Текст книги "Том 3. Рассказы 1906–1910"
Автор книги: Александр Серафимович
сообщить о нарушении
Текущая страница: 24 (всего у книги 39 страниц)
Поднимается злобное, захватывающее желание пустить туда булыжником, чтобы стекла посыпались и зазвенели. Он озирается, как голодный волк в кустах перед овечьей закутой, охраняемой овчарками.
Огонек уличного фонаря трепетно вздрагивает, то совсем приникая, и тогда отовсюду набегают тени, то судорожно вытягиваясь, и тогда выступает из убегающего мрака фигура часового с рвущейся рубахой и ветер изо всех сил свистит в щелях между стеклами, стараясь задуть.
Иван подходит к часовому.
– Будет тебе прохлаждаться тут, серьга в ухе.
– Проходи, проходи… Проходи, тебе говорят.
– Не нравится мне… все ходишь по одному месту, будя…
– Ступай… горячего захотелось?
Грозно блеснув, штык ложится на руку, а другая рука подносит к губам свисток.
С неуклюжей, но не дающей времени сообразить медвежьей ловкостью Иван отбивает вверх штык, свисток летит в сторону, и по земле катается странный, хрипящий человеческий клубок, на который то взглядывает удивленно вытянувшийся огонек фонаря, то набегает густая, покрывающая темнота, когда особенно буйно мечется ветер.
– Пу-у-сти… слышь… нну-у… – прорывается хрипло, сквозь тяжкое дыхание борьбы.
– Нни-че-го… по-дождешь…
– Т…ты… к расстрелу…
– По-жи-вем… видать будет…
Один поднимается, другой лежит на темной земле, судорожно дергаясь со скрученными руками.
– Слышь, пуети… али угорел?
Иван взваливает на плечи и несет беспомощно болтающего ногами человека к грозно, невидимо ревущему морю.

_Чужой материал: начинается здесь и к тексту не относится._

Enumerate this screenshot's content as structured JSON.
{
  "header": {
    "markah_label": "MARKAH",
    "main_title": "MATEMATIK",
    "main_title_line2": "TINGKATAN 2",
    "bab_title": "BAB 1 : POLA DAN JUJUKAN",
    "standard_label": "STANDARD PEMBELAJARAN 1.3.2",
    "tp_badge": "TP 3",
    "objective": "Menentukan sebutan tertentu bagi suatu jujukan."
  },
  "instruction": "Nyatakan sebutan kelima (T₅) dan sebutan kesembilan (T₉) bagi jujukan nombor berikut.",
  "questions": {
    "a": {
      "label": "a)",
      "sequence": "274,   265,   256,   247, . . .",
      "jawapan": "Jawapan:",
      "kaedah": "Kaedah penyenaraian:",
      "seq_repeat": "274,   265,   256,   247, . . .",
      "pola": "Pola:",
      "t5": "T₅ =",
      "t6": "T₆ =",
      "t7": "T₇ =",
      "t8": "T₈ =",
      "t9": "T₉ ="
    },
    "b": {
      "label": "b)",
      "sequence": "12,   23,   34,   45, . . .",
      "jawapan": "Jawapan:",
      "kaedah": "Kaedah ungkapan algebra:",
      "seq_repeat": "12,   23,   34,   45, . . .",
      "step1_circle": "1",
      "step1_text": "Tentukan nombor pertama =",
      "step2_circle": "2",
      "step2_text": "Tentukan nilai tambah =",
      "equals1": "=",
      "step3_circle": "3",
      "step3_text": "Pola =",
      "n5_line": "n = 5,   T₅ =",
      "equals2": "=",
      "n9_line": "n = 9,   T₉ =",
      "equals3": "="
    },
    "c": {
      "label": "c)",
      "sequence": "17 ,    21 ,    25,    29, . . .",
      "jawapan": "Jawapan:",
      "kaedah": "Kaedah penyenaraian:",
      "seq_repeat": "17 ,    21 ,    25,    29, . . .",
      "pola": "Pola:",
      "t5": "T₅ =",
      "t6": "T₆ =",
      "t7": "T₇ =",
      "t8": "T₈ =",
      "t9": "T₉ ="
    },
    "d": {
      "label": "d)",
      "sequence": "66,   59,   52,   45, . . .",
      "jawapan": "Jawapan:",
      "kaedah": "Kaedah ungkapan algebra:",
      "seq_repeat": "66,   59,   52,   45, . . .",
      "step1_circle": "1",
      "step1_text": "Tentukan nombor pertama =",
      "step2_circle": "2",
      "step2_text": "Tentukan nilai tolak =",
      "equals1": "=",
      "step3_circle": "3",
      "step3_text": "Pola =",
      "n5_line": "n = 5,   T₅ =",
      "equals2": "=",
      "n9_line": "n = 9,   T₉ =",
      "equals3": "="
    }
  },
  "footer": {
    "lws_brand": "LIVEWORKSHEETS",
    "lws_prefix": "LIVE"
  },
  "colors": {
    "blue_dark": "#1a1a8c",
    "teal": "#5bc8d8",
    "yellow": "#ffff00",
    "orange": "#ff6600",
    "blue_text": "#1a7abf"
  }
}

Земля вздрагивает, и что-то тяжко скатывается и рушится, и с шипением и с ропотом отходит в темноте, и опять растет, ширится и заполняет темноту.
– Я те, черта… полови-ка рыбки…
Слышен дрогнувший, растерянный голос:
– Слышь… ну, брось… сам знаешь, служба… брат.

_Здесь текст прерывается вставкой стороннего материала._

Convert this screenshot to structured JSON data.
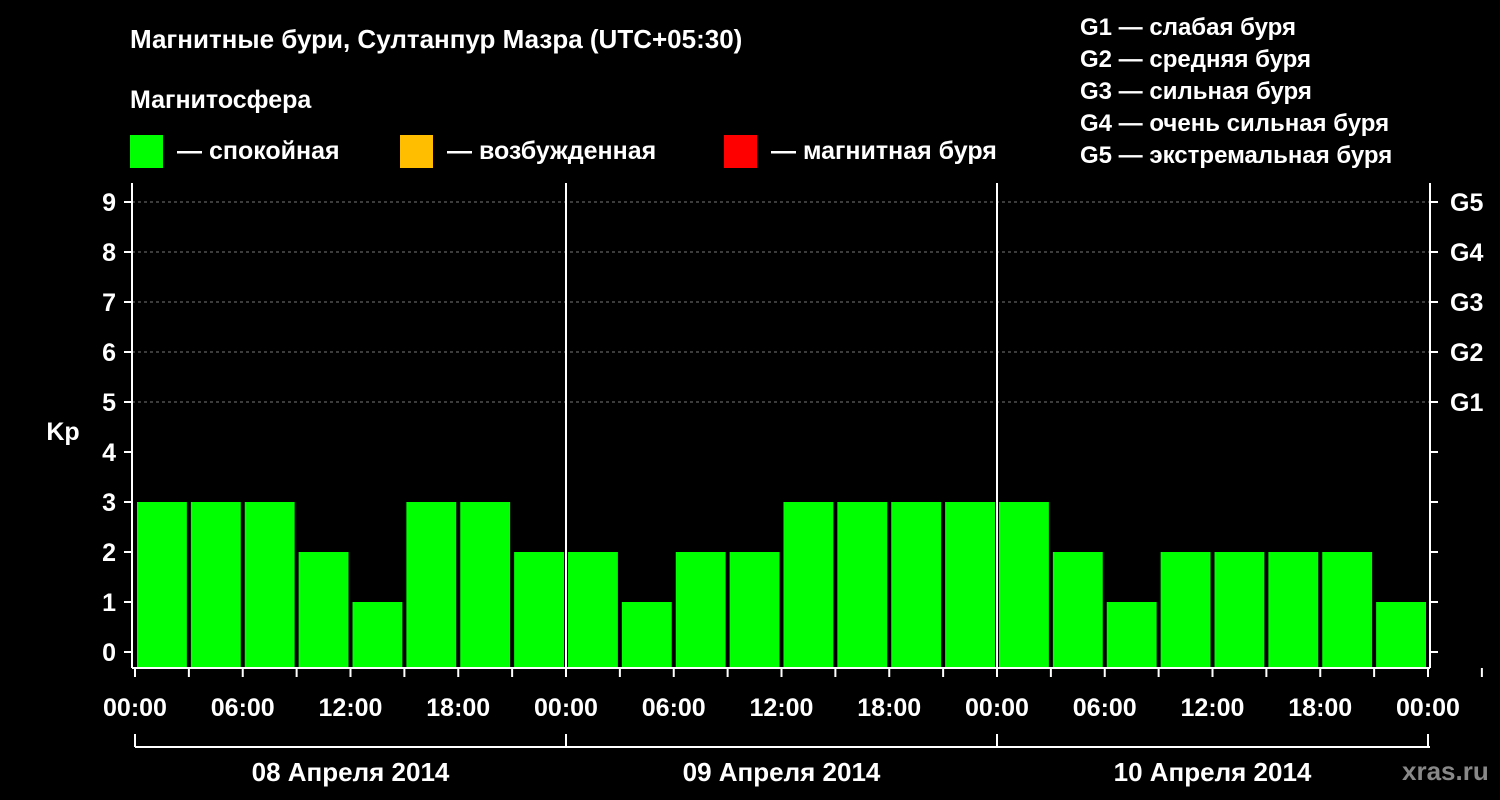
{
  "title": "Магнитные бури, Султанпур Мазра (UTC+05:30)",
  "legend": {
    "heading": "Магнитосфера",
    "items": [
      {
        "label": "— спокойная",
        "color": "#00ff00"
      },
      {
        "label": "— возбужденная",
        "color": "#ffbf00"
      },
      {
        "label": "— магнитная буря",
        "color": "#ff0000"
      }
    ]
  },
  "g_scale": [
    "G1 — слабая буря",
    "G2 — средняя буря",
    "G3 — сильная буря",
    "G4 — очень сильная буря",
    "G5 — экстремальная буря"
  ],
  "watermark": "xras.ru",
  "chart_data": {
    "type": "bar",
    "ylabel": "Kp",
    "ylim": [
      0,
      9
    ],
    "yticks": [
      "0",
      "1",
      "2",
      "3",
      "4",
      "5",
      "6",
      "7",
      "8",
      "9"
    ],
    "right_ticks": [
      {
        "y": 5,
        "label": "G1"
      },
      {
        "y": 6,
        "label": "G2"
      },
      {
        "y": 7,
        "label": "G3"
      },
      {
        "y": 8,
        "label": "G4"
      },
      {
        "y": 9,
        "label": "G5"
      }
    ],
    "xticks": [
      "00:00",
      "06:00",
      "12:00",
      "18:00",
      "00:00",
      "06:00",
      "12:00",
      "18:00",
      "00:00",
      "06:00",
      "12:00",
      "18:00",
      "00:00"
    ],
    "days": [
      "08 Апреля 2014",
      "09 Апреля 2014",
      "10 Апреля 2014"
    ],
    "interval_hours": 3,
    "grid": "dashed horizontal at Kp 5-9",
    "bar_color": "#00ff00",
    "values": [
      2,
      2,
      2,
      1,
      0,
      2,
      2,
      1,
      1,
      0,
      1,
      1,
      2,
      2,
      2,
      2,
      2,
      1,
      0,
      1,
      1,
      1,
      1,
      0,
      1
    ]
  }
}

Иван останавливается, держа, как барана, ворочающегося на плече человека.
– Пусти… не за что…
– Ин пойдем в другое место… ну, ладно.
И парень идет с человеком, точно с мешком, обходит издали полицейский пост. Фонари, мерцая, остаются позади. В темноте смутно вырисовываются одинокие хаты. Ни огонька. Давно спят. Все беднота живет, рыбаки, крючники. Море шумит возле мерно и тяжко, – здесь нет набережной.
Иван останавливается перед одной избушкой, такой же темной во тьме, молчаливой, одинокой, без единого огонька. Постучал.

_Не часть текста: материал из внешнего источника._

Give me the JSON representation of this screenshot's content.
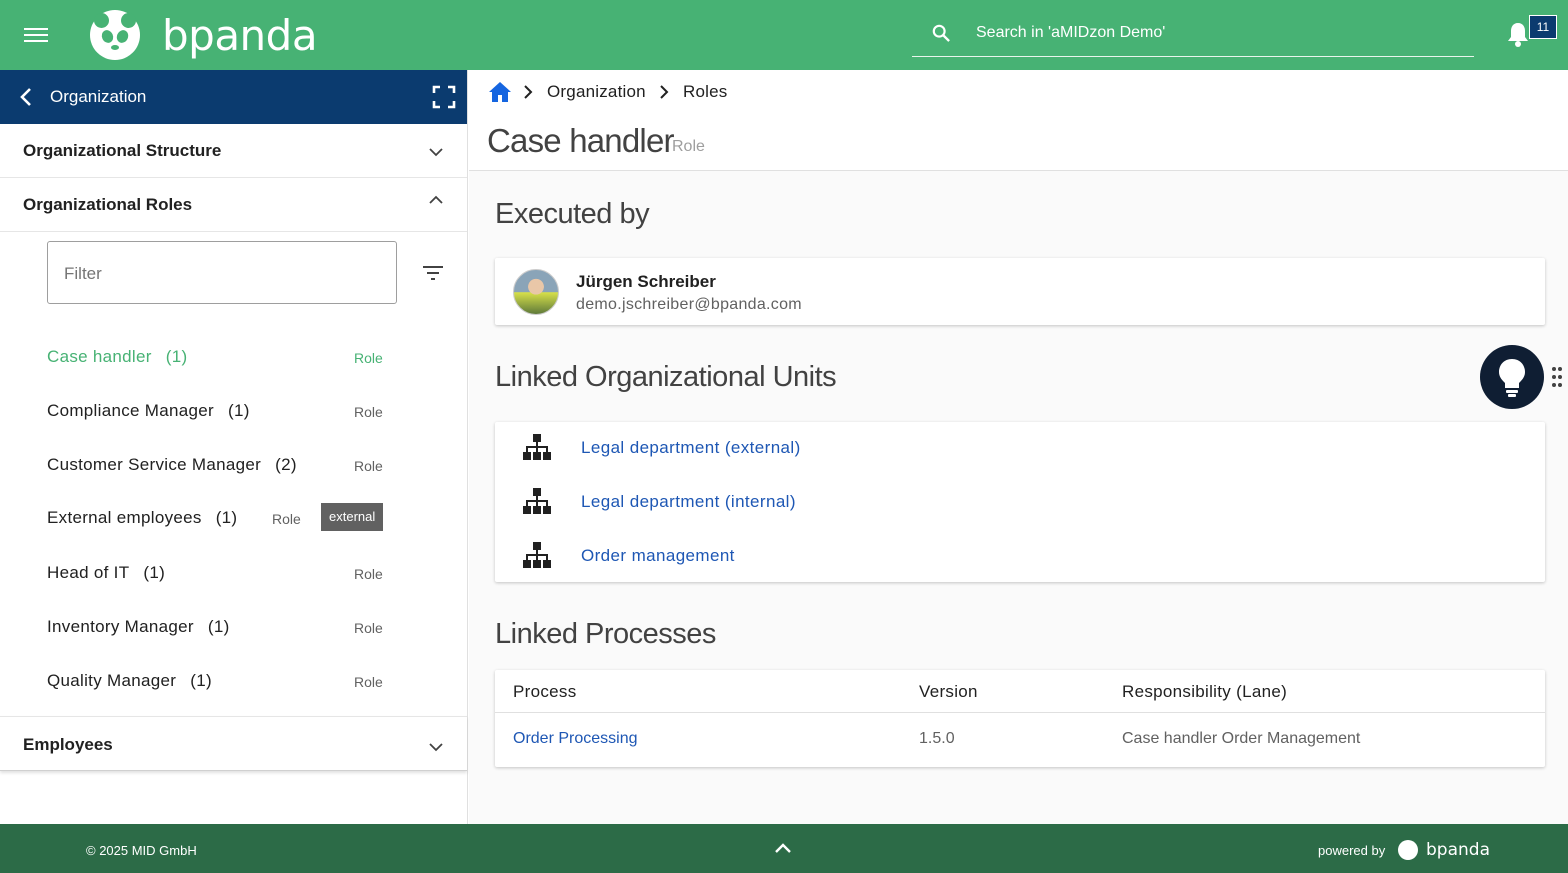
{
  "app": {
    "logo_text": "bpanda",
    "search_placeholder": "Search in 'aMIDzon Demo'",
    "notification_count": "11",
    "brand_color": "#47b274",
    "nav_color": "#0b3b6f",
    "footer_color": "#2c6b47"
  },
  "sidebar": {
    "title": "Organization",
    "sections": {
      "structure": "Organizational Structure",
      "roles": "Organizational Roles",
      "employees": "Employees"
    },
    "filter_placeholder": "Filter",
    "roles": [
      {
        "name": "Case handler",
        "count": "(1)",
        "type": "Role"
      },
      {
        "name": "Compliance Manager",
        "count": "(1)",
        "type": "Role"
      },
      {
        "name": "Customer Service Manager",
        "count": "(2)",
        "type": "Role"
      },
      {
        "name": "External employees",
        "count": "(1)",
        "type": "Role",
        "tag": "external"
      },
      {
        "name": "Head of IT",
        "count": "(1)",
        "type": "Role"
      },
      {
        "name": "Inventory Manager",
        "count": "(1)",
        "type": "Role"
      },
      {
        "name": "Quality Manager",
        "count": "(1)",
        "type": "Role"
      }
    ]
  },
  "breadcrumb": {
    "items": [
      "Organization",
      "Roles"
    ]
  },
  "page": {
    "title": "Case handler",
    "subtitle": "Role"
  },
  "executed_by": {
    "heading": "Executed by",
    "person": {
      "name": "Jürgen Schreiber",
      "email": "demo.jschreiber@bpanda.com"
    }
  },
  "linked_units": {
    "heading": "Linked Organizational Units",
    "items": [
      "Legal department (external)",
      "Legal department (internal)",
      "Order management"
    ]
  },
  "linked_processes": {
    "heading": "Linked Processes",
    "columns": [
      "Process",
      "Version",
      "Responsibility (Lane)"
    ],
    "rows": [
      {
        "process": "Order Processing",
        "version": "1.5.0",
        "lane": "Case handler Order Management"
      }
    ]
  },
  "footer": {
    "copyright": "© 2025 MID GmbH",
    "powered_by": "powered by",
    "logo_text": "bpanda"
  }
}
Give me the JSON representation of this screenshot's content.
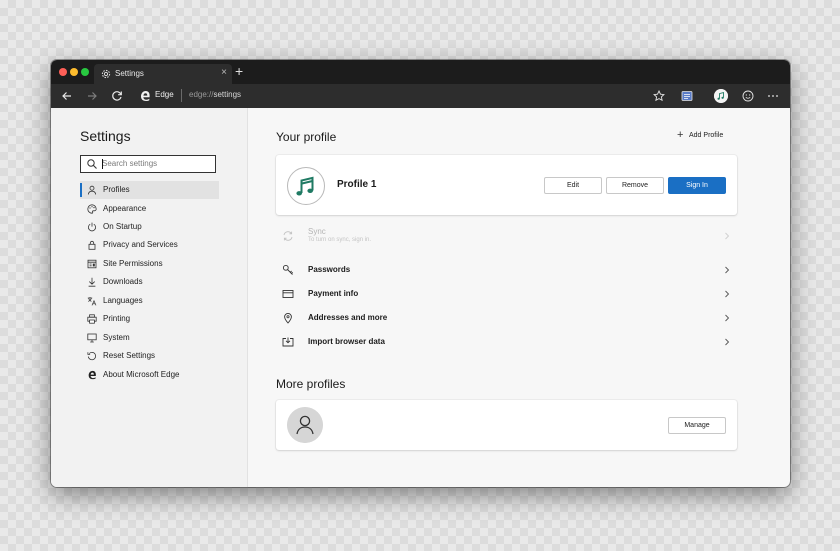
{
  "tab": {
    "title": "Settings",
    "close_glyph": "×",
    "new_tab_glyph": "+"
  },
  "toolbar": {
    "app_label": "Edge",
    "url_scheme": "edge://",
    "url_path": "settings"
  },
  "sidebar": {
    "title": "Settings",
    "search_placeholder": "Search settings",
    "items": [
      {
        "label": "Profiles",
        "icon": "person-icon",
        "active": true
      },
      {
        "label": "Appearance",
        "icon": "palette-icon"
      },
      {
        "label": "On Startup",
        "icon": "power-icon"
      },
      {
        "label": "Privacy and Services",
        "icon": "lock-icon"
      },
      {
        "label": "Site Permissions",
        "icon": "site-permissions-icon"
      },
      {
        "label": "Downloads",
        "icon": "download-icon"
      },
      {
        "label": "Languages",
        "icon": "languages-icon"
      },
      {
        "label": "Printing",
        "icon": "printer-icon"
      },
      {
        "label": "System",
        "icon": "system-icon"
      },
      {
        "label": "Reset Settings",
        "icon": "reset-icon"
      },
      {
        "label": "About Microsoft Edge",
        "icon": "edge-logo-icon"
      }
    ]
  },
  "main": {
    "your_profile_heading": "Your profile",
    "add_profile_label": "Add Profile",
    "profile": {
      "name": "Profile 1",
      "edit_label": "Edit",
      "remove_label": "Remove",
      "sign_in_label": "Sign In"
    },
    "sync": {
      "label": "Sync",
      "subtitle": "To turn on sync, sign in."
    },
    "rows": [
      {
        "label": "Passwords",
        "icon": "key-icon"
      },
      {
        "label": "Payment info",
        "icon": "card-icon"
      },
      {
        "label": "Addresses and more",
        "icon": "location-pin-icon"
      },
      {
        "label": "Import browser data",
        "icon": "import-icon"
      }
    ],
    "more_profiles_heading": "More profiles",
    "manage_label": "Manage"
  },
  "colors": {
    "accent": "#1a6fc4",
    "avatar_note": "#1f7a63"
  }
}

– Слышь… развяжи… брат… под суд пойду… слышь…
Избушка так же молчалива и черна.
– Отпусти… ради господа…
Снова постучал. Молчание и темнота. Долго ждали.
– Ну, ты, старая карга!..
Ветхая дверь трясется, вот-вот соскочит с петель. Слышен оттуда кашель, потом старушечий голос:
– Кто тут?
– Отворяй, чертовка, а то вынесу с дверью и всю хату.
Дверь разевается, и выглядывает темная голова со сбившимся платком.
– Развяжи, брат, совестно перед людьми…
– Врешь, убегешь… в хате развяжу…
– Кто это?.. Никак ты, Ваня?
– Ну-ну… пропущен… посторонись-ка.
– Откудова так поздно?.. Дай-ка вздую огоньку… дверь-то притворить, надысь опять обыскивали; надзиратель сказывал: «Не я буду, ежели не накрою тебя». Я уж полицейскому двугривенный дала, чтобы сказал, как с обыском вздумают идтить. Не миновать мне острога… Ваня, верный ли человек с тобой… пожалейте меня, сирую, убогую.
– Свети огонь да давай бутылку, старая карга.
Старуха пошарила, нащупала стекло, чиркнула спичкой, и темнота забилась по углам, под лавками, под печкой. Низко повис закопченный, с черной, точно обугленной, матицей потолок, почернелая икона, кривые стены, выскобленный стол.
Старуха глянула, всплеснула руками и заголосила:
– Да кого ты привел!.. Господи, полицию!.. Да окаянный ты, ирод, предатель ты рода человеческого!.. Нету у меня водки, нету и не было, не торгую и не торговала никогда… уходите, и чего вы шляетесь по ночам… уходите, а то «караул» буду кричать!..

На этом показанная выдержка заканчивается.